Eleanor McGough, originally from the Pacific Northwest, maintains a studio in Northeast Minneapolis. She received her Bachelor of Fine Arts in painting from the Kansas City Art Institute and also studied in Brighton, England on scholarship. She is the recipient of two Minnesota State Arts Board grant awards as well as a Bemis Foundation Residency. McGough’s work and process is represented by Veronique Wantz Gallery in Minneapolis, MN, and was featured in a segment on the Twin Cities Public Television arts program, MN Original, in 2013. Her work is informed by a lifelong interest in biology, particularly of plants and insects, and her influences include Ernst Haeckel, Maria Sybilla Merian, Hudson River School landscapes, Japanese woodblock prints, textile patterns, traditional Asian scrolls, as well as topographical and aerial maps.
Artist Statement
My paintings explore our fleeting place in the larger patterns of weather, migrations, motion, and time. Imagined hybrid life forms inhabit terrestrial, aquatic, or atmospheric spaces, revealing a fragile and tenuous relationship within these systems. I am drawn to the research of high altitude entomology that details the astonishing fact that billions of insects are carried in air drafts through the layers of our atmosphere. This idea serves as a visual metaphor to the broader context that all life is transitory and swept up in vast currents of energy. Commingling information from biology, textiles, maps, and geometry I work with layers of illusionary depth in combination with flat pattern. The result is a merging of landscape and microscopic slide. The images convey broad movement when viewed at a distance and reveal tiny microscopic worlds upon closer investigation. Small grids punctuate the surfaces as islands of logic interrupting areas of chaos.
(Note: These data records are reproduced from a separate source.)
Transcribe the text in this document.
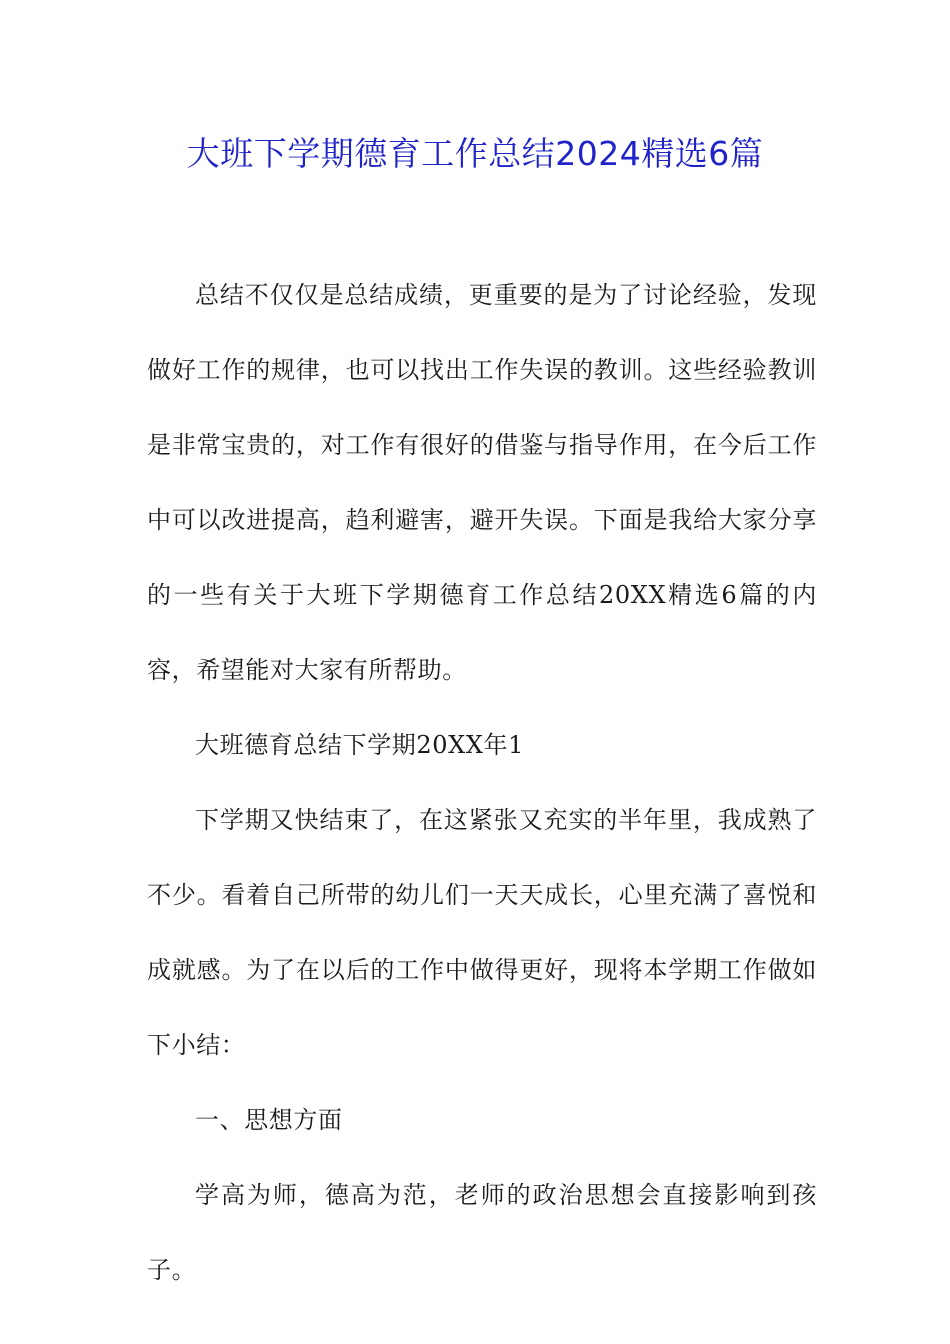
大班下学期德育工作总结2024精选6篇

总结不仅仅是总结成绩，更重要的是为了讨论经验，发现做好工作的规律，也可以找出工作失误的教训。这些经验教训是非常宝贵的，对工作有很好的借鉴与指导作用，在今后工作中可以改进提高，趋利避害，避开失误。下面是我给大家分享的一些有关于大班下学期德育工作总结20XX精选6篇的内容，希望能对大家有所帮助。

大班德育总结下学期20XX年1

下学期又快结束了，在这紧张又充实的半年里，我成熟了不少。看着自己所带的幼儿们一天天成长，心里充满了喜悦和成就感。为了在以后的工作中做得更好，现将本学期工作做如下小结：

一、思想方面

学高为师，德高为范，老师的政治思想会直接影响到孩子。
Like geometry, DNA, or digital pixels, these minuscule grids speak of the endless iteration of tiny structures that comprise our universe. I use repetition of forms to create a sense of motion sequentially and directionally, while the pouring and splashing of paint is an attempt to allow the materials to behave like events of weather. I want the echoes of my process to create the illusion of ephemeral forms caught in the momentum of vast motion.